Return Of The Gore Energy Tax
September 13, 2000
Al Gore has long supported higher energy prices as a key part of his environmental agenda, and his surplus-busting budget plans virtually guarantee big tax increases, says Bruce Bartlett.
- In its 1993 deficit reduction package, the Clinton Administration proposed a broad-based energy tax on the energy content of all fossil fuels, including oil, natural gas and coal.
- It would have raised the price of gasoline 7.5 cents per gallon as well as prices for electricity and home heating oil.
- An Energy Department analysis estimated the BTU tax, as it was called, would have cost a typical family $320 per year; private economists estimated the cost as high $500 per family per year.
- The BTU tax was wildly unpopular even among Democrats, because it was highly regressive, taking more from the poor than the rich in percentage terms.
According to Bob Woodward's authoritative account in "The Agenda," Al Gore "virtually designed" the BTU tax and "spearheaded the fight" for it.
Treasury Secretary Lloyd Bentsen considered the tax to be "an administrative and political nightmare," according to Woodward.
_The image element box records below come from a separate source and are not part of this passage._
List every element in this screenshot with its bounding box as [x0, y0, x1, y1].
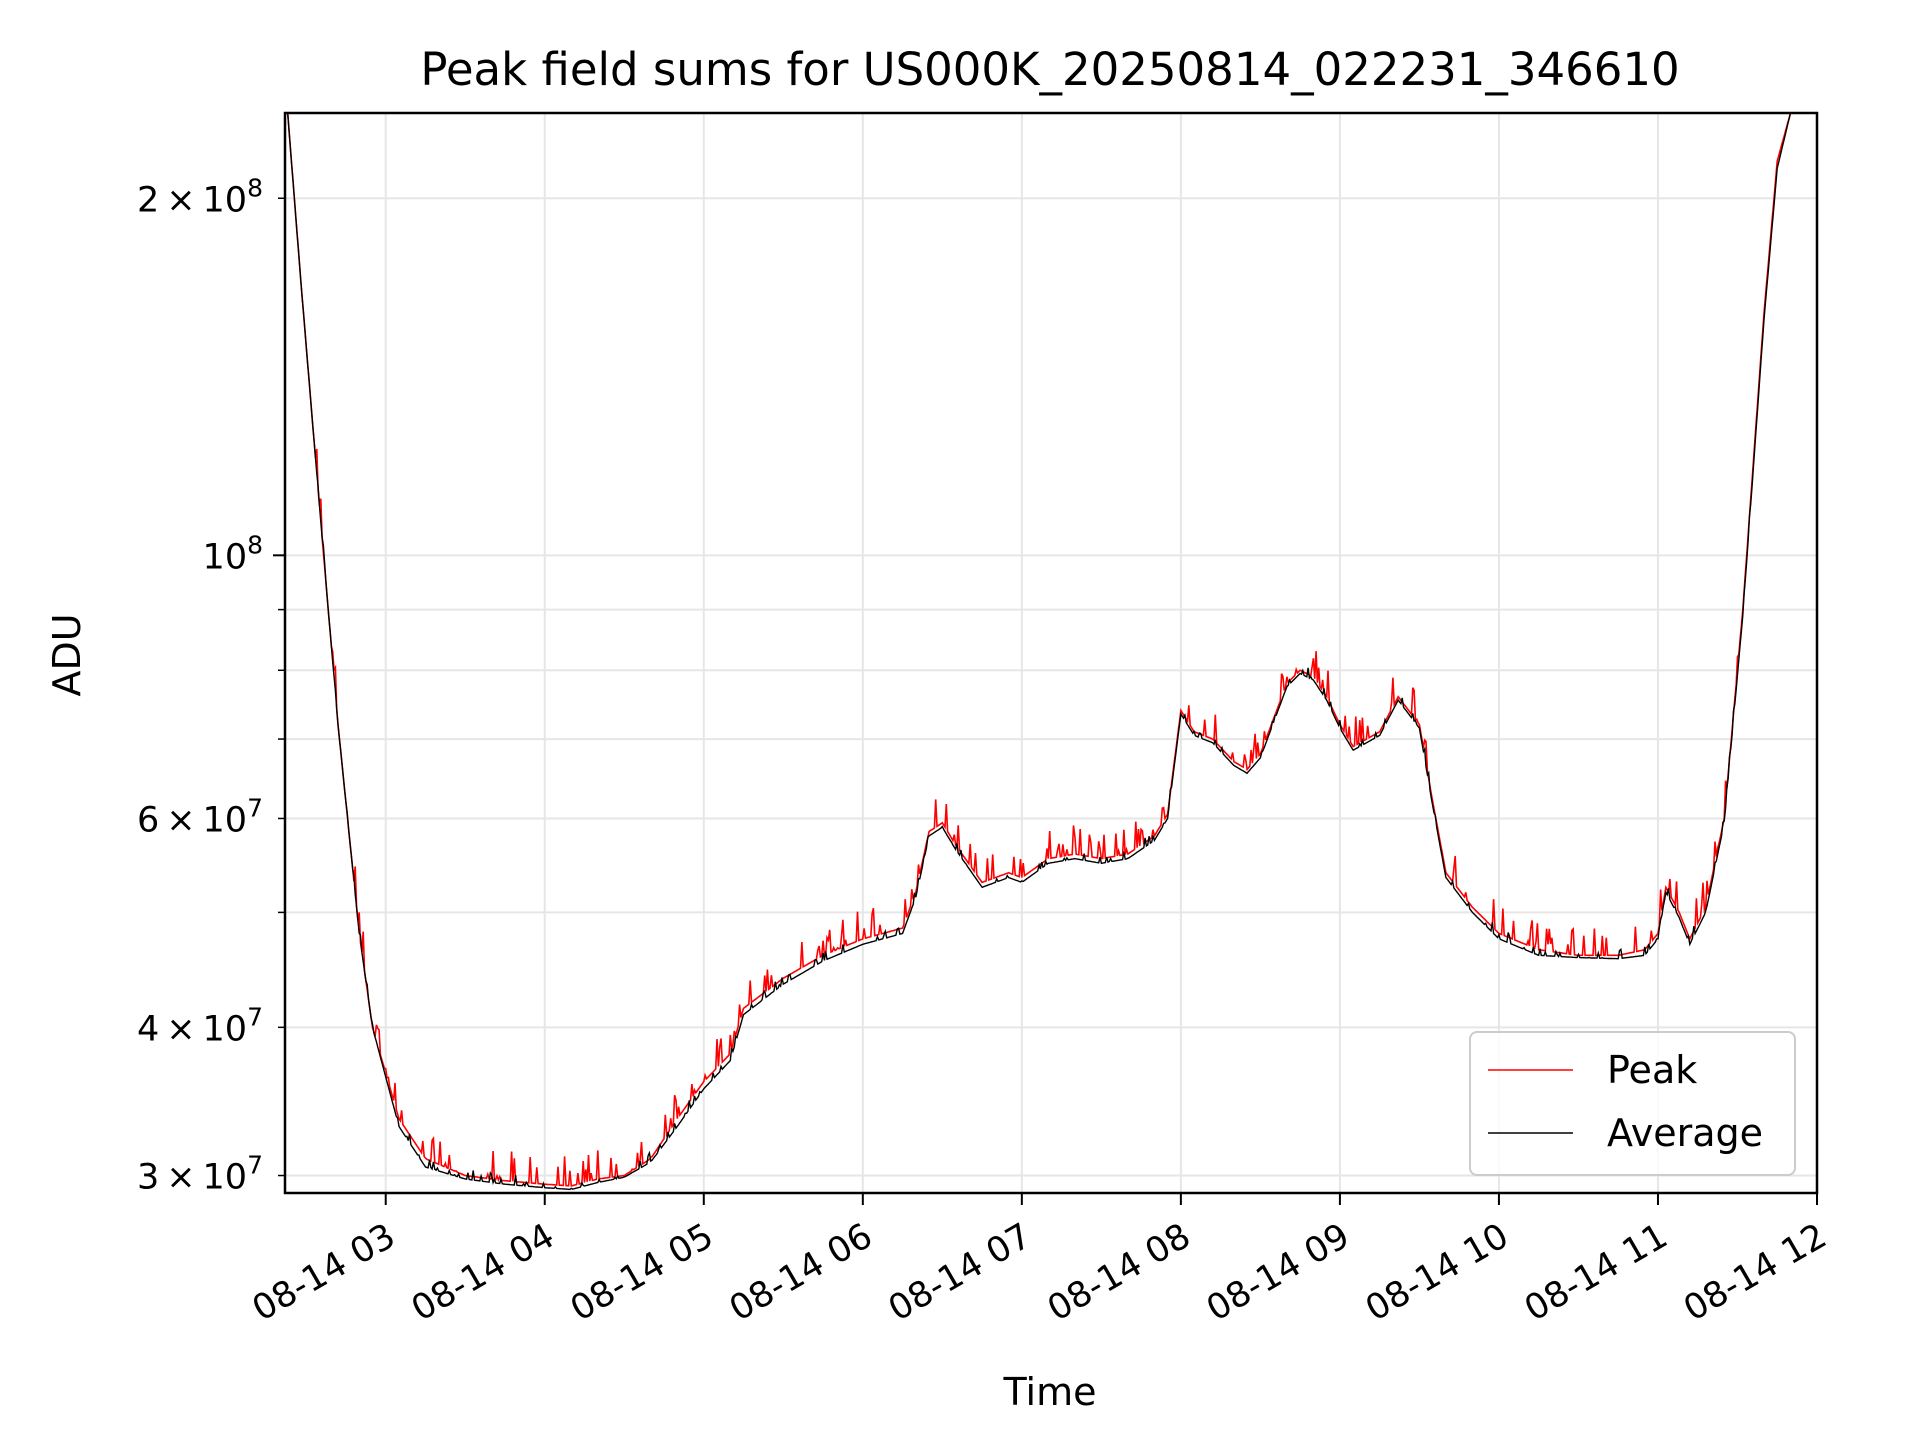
legend-label-average: Average [1607, 1111, 1763, 1155]
y-axis-label: ADU [45, 613, 89, 696]
y-tick-label: 108 [203, 530, 263, 577]
grid [285, 113, 1818, 1193]
y-tick-label: 3 × 107 [137, 1151, 263, 1198]
series-line-average [287, 113, 1792, 1191]
y-tick-label: 4 × 107 [137, 1002, 263, 1049]
series-layer [286, 113, 1792, 1191]
y-tick-label: 6 × 107 [137, 793, 263, 840]
chart-title: Peak field sums for US000K_20250814_0222… [420, 43, 1679, 96]
plot-area-frame [283, 111, 1819, 1195]
y-axis: 108 3 × 107 4 × 107 6 × 107 2 × 108 [137, 173, 285, 1198]
y-tick-label: 2 × 108 [137, 173, 263, 220]
legend-box [1469, 1031, 1796, 1176]
legend-label-peak: Peak [1607, 1048, 1697, 1092]
x-axis-label: Time [1003, 1370, 1097, 1414]
legend: Peak Average [1469, 1031, 1796, 1176]
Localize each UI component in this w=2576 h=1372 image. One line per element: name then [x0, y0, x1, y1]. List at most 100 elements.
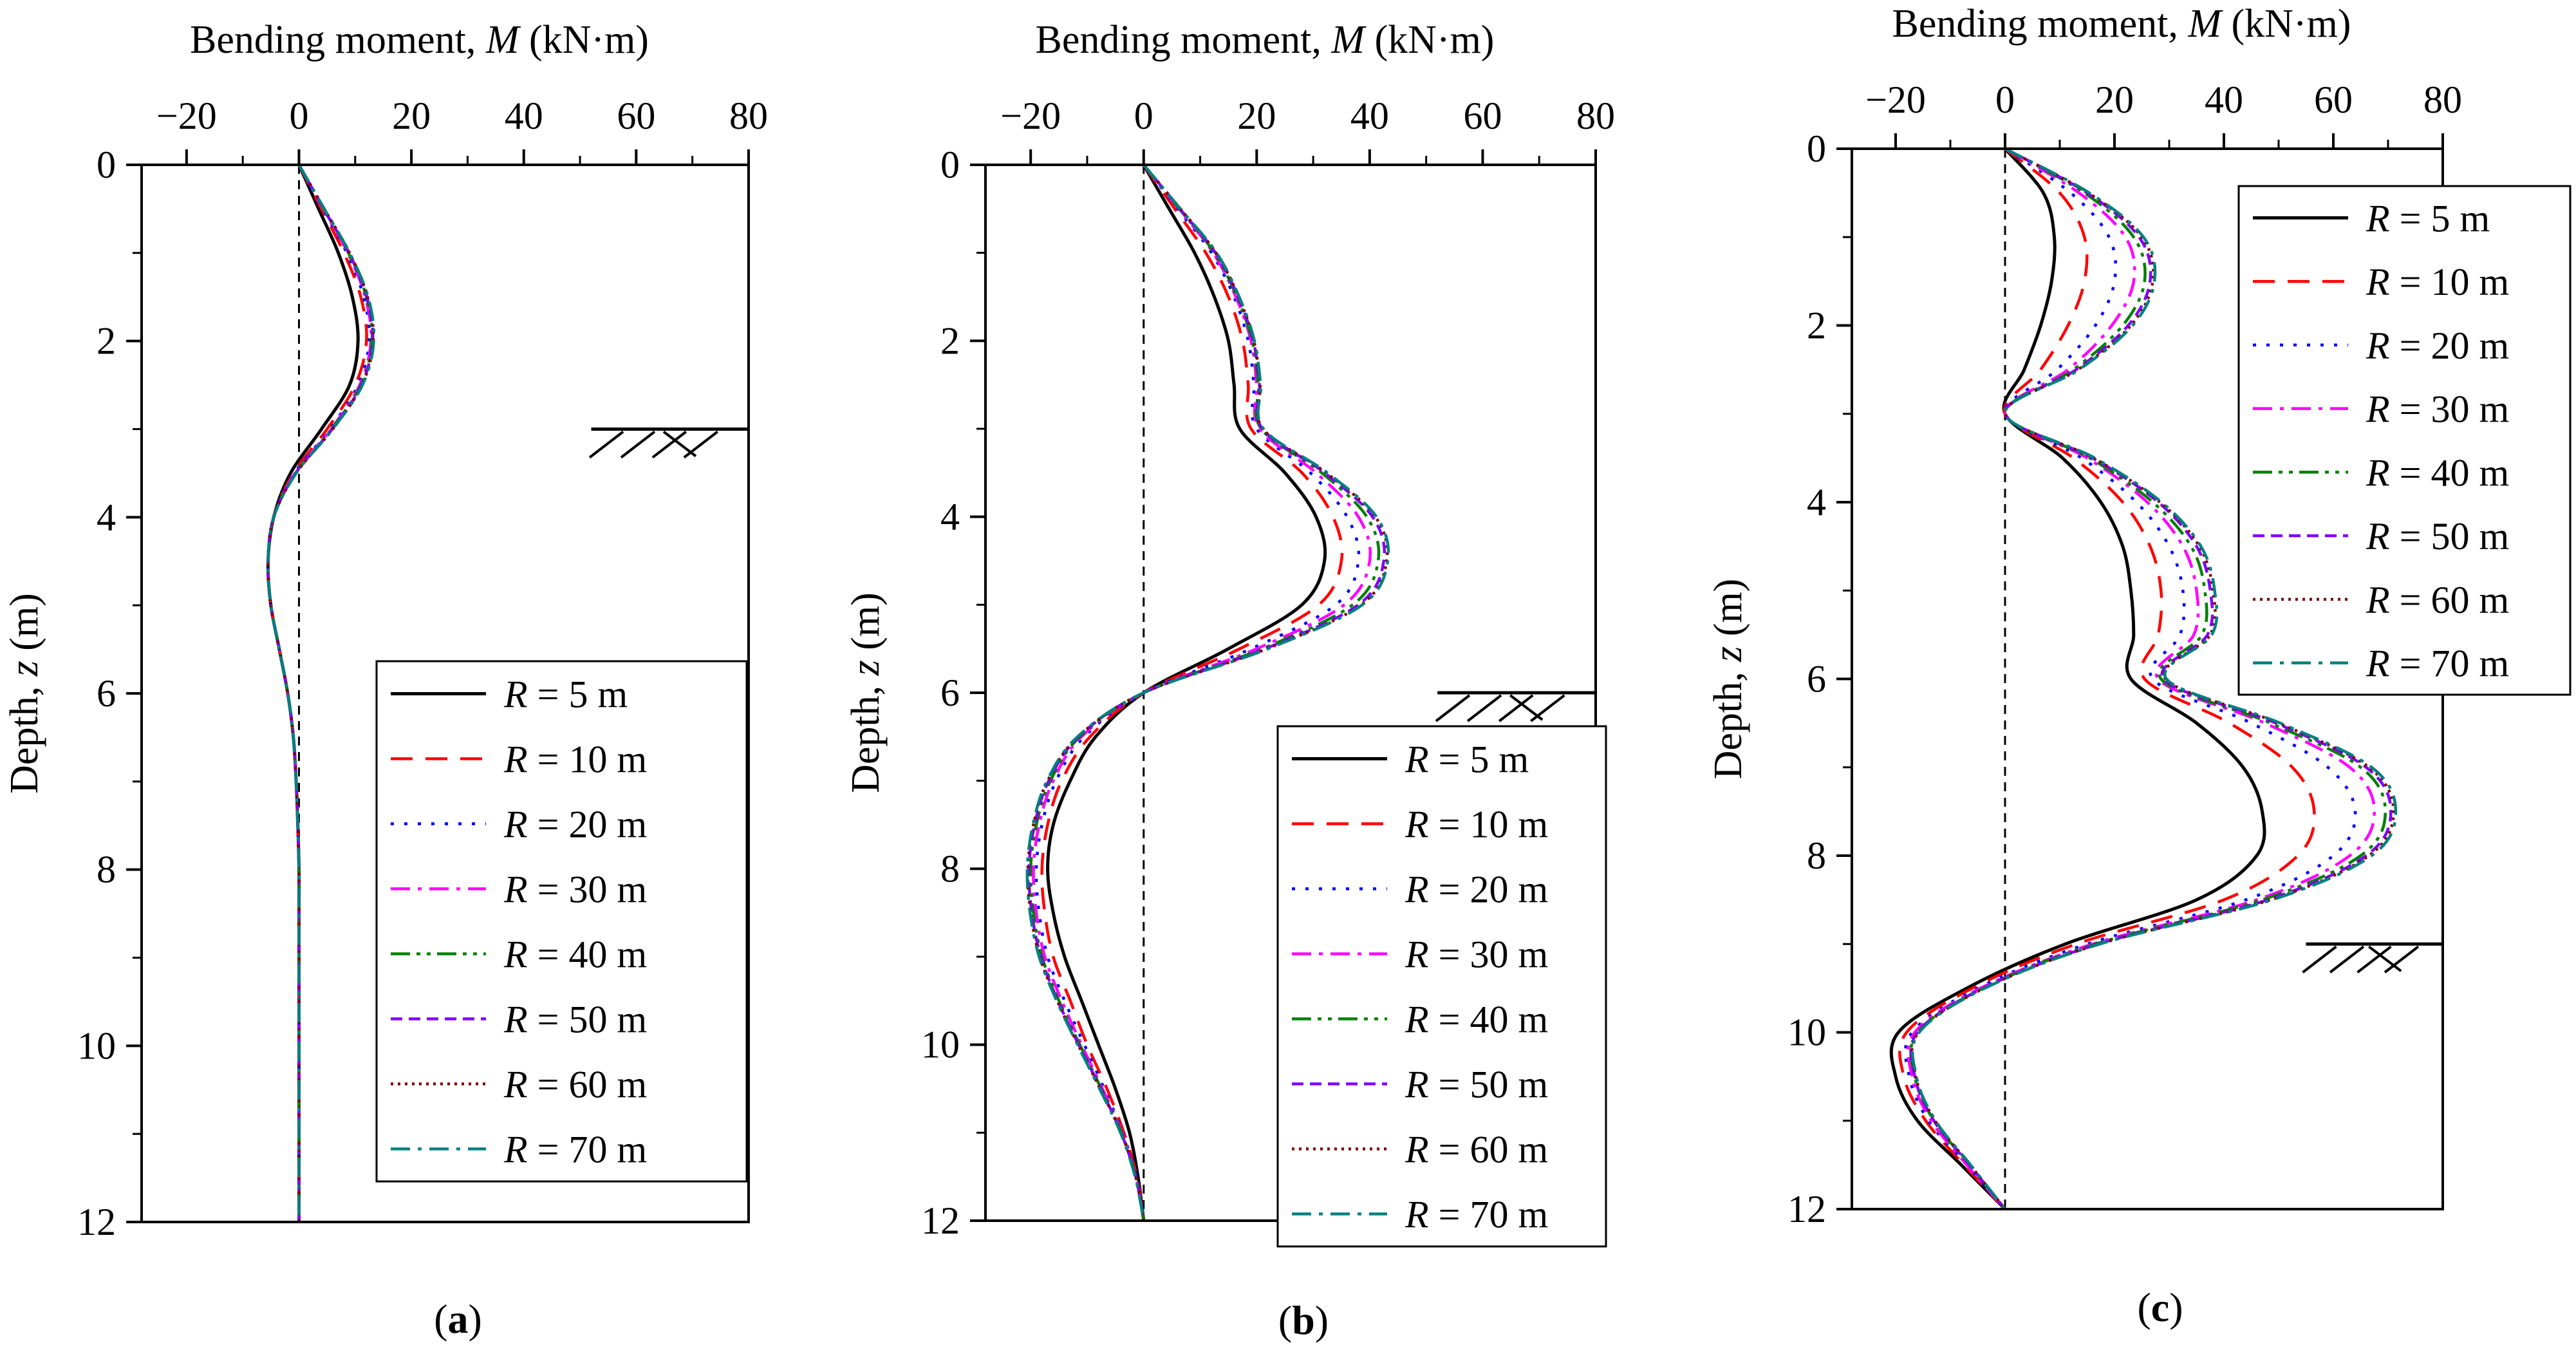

Until the BTU tax was killed, Gore fought for it as essential for the environment.
According to the Senate Budget Committee, Gore's announced proposals would increase federal spending $3.4 trillion to $4.3 trillion over the next 10 years. Should Gore's budget plans jeopardize the surplus and perhaps even bringing back deficits, the heaviest burden will fall on higher taxes, not lower spending. And a broad-based energy tax would be a very potent revenue-raiser indeed.